Presidente
da Câmara encontrou-se com o ministro oito vezes em um mês
Animado
com a perspectiva de ver seus projetos avançarem com a vitória de Arthur Lira
(PP-AL) sobre Rodrigo Maia (DEM-RJ) na presidência da Câmara, o ministro da
Economia, Paulo Guedes, fez planos ambiciosos num almoço no começo de fevereiro
com deputados. O cardápio era a autonomia do Banco Central, mas um entusiasmado
Guedes já projetava, entre uma garfada e outra, a aprovação de marcos legais,
privatizações e reformas que ainda nem tinham chegado ao Congresso. Líder do PL
e principal aliado de Lira, o deputado Wellington Roberto (PB) foi o
responsável por estragar a sobremesa: “Não pensa que agora está tudo resolvido
não, viu?”
Se o alerta naquele dia não foi suficiente, assim como parece não ter sido a demissão do presidente da Petrobras e a intervenção no Banco do Brasil, o balde de água fria pode ter chegado em outra votação tão importante quanto, a proposta de emenda constitucional (PEC) emergencial. Guedes queria desvincular tudo, ficou sem o fim dos pisos para educação e saúde, sua principal bandeira nesse projeto, e ainda acabou engolindo verbas carimbadas para os militares.
De
um projeto duro para diminuir os gastos obrigatórios e abrir espaço para uma
nova rodada do auxílio emergencial dentro das regras fiscais vigentes, o texto
virou uma série de paliativos opcionais para governadores e prefeitos e criou
uma regra que, apesar do alto engessamento das contas da União existente hoje,
só será aplicada em 2024, caso os gastos obrigatórios continuem crescendo. Isso
se o teto de gastos se manter até lá.
A
PEC abriu uma fissura no teto com a permissão para que o auxílio ignore as
regras fiscais em até R$ 44 bilhões - valor maior que um ano inteiro de Bolsa
Família. Era mais fácil o governo ter esperado uma semana e editado uma medida
provisória (MP) com créditos extraordinários para pagar uma nova rodada do
benefício, fingindo que o “lockdown” decretado por governadores exigiu esse
gasto adicional, do que todo o esforço para votar uma PEC com pouco efeito no
curto prazo e medidas duvidosas no longo prazo.
O
plano para redução dos incentivos tributários e benefícios fiscais, por
exemplo, pode ficar nisso, só um plano, já que as exceções incluídas de largada
dão pouquíssima margem para manobra e as punições para caso os cortes não
ocorram foram excluídas do parecer antes da aprovação. Quando chegar a hora de
votar esse plano, nova pressão surgirá dos atingidos e inclusive dentro do
próprio governo. Ou alguém acha que o presidente Jair Bolsonaro vai propor, a
um ano da eleição, acabar de vez com as deduções com ensino e saúde privados no
Imposto de Renda?
O
almoço em que aliados de Lira “deram a real” para o ministro serviria para que
Guedes explicasse a proposta de estabelecer mandatos para o presidente e os
diretores da autoridade monetária e tirasse as últimas dúvidas dos deputados.

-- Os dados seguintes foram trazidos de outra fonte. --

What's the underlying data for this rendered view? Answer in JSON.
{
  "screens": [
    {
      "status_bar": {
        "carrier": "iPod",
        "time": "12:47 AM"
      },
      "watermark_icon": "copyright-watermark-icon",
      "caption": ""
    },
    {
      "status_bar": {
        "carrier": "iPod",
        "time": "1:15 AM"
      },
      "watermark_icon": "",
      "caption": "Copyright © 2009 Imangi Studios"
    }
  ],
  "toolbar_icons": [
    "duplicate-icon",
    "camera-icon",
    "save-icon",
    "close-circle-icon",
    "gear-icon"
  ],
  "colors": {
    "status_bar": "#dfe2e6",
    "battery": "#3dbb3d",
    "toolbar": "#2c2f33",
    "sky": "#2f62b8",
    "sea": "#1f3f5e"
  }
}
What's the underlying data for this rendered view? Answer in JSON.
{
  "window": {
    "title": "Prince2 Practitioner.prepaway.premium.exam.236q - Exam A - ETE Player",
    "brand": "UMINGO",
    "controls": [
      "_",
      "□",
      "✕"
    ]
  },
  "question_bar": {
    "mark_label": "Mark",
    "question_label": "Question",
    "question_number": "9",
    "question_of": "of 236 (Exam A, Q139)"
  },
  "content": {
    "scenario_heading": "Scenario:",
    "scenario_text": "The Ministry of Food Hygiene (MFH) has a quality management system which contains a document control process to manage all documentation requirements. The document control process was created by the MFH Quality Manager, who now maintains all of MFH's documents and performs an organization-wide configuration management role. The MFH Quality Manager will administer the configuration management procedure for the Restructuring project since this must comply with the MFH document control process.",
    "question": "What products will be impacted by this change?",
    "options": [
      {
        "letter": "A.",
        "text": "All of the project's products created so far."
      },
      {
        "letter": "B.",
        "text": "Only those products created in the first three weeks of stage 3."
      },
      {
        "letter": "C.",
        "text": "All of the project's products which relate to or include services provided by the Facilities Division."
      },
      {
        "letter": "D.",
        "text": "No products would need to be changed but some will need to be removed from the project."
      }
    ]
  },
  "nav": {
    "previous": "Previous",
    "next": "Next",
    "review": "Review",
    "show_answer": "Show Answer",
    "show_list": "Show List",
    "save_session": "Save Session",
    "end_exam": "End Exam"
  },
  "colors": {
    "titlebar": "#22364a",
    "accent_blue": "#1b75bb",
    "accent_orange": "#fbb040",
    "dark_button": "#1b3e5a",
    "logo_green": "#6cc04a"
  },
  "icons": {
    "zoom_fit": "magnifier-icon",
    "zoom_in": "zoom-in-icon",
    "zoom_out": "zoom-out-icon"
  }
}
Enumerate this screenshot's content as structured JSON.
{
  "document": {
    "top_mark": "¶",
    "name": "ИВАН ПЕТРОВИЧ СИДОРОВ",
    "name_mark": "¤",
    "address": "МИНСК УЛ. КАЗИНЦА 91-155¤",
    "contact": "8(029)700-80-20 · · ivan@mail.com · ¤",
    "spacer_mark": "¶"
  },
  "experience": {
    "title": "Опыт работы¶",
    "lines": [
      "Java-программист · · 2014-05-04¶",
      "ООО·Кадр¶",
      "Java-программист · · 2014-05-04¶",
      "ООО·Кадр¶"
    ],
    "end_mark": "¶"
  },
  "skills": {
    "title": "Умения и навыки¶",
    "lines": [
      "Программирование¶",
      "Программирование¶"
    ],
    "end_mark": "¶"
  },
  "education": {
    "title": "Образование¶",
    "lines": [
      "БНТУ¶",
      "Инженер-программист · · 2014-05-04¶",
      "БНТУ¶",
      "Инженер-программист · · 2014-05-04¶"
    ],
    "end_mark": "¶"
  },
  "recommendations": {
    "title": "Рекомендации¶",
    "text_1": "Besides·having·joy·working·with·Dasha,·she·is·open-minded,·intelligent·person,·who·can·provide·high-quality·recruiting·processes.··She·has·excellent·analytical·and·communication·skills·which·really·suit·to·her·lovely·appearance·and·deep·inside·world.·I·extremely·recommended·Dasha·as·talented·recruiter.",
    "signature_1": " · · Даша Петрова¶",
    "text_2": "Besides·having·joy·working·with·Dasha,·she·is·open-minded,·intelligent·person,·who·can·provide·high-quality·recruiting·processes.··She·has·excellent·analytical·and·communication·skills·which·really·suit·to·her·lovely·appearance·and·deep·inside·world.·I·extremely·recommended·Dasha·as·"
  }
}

Com a presença de representantes de partidos que, dias antes, sustentavam a
candidatura de Baleia Rossi (MDB-SP) à presidência da Câmara, ali ficou
sacramentada a maioria que, no dia seguinte, deu 339 votos a favor da proposta,
margem suficiente para aprovar uma PEC.
Um
placar tão expressivo foi visto como prova do sucesso vindouro da agenda
econômica, mas esse texto teve peculiaridades. A autonomia do Banco Central
vinha sendo debatida há quase três décadas, mas, na visão dos deputados, é um
projeto mais simples porque quem estava abrindo mão de poder era o próprio
presidente da República. Não haveria desgaste imediato para eles e, por outro
lado, seria uma boa sinalização de que estavam empenhados em adotar medidas
para a economia.
Significaria,
também, o pontapé inicial da nova relação entre Executivo e Legislativo. Os
deputados fizeram seu gesto, o governo fez o dele e o deputado João Roma
(Republicanos-BA) foi nomeado dois dias depois ministro da Cidadania. Demais
trocas na equipe ministerial ficaram suspensas, mas ainda são aguardadas pelo
Centrão para as próximas semanas.
Guedes
encontrou em Lira um aliado, assim como era Maia no início do governo. O novo
presidente da Câmara reuniu-se quase duas vezes por semana com o ministro desde
que assumiu o cargo. Foram oito encontros, entre conversas privadas, reuniões
junto com o presidente do Senado, Rodrigo Pacheco (DEM-MG), os atos de entrega
das privatizações da Eletrobras e dos Correios e até uma entrevista “simbólica”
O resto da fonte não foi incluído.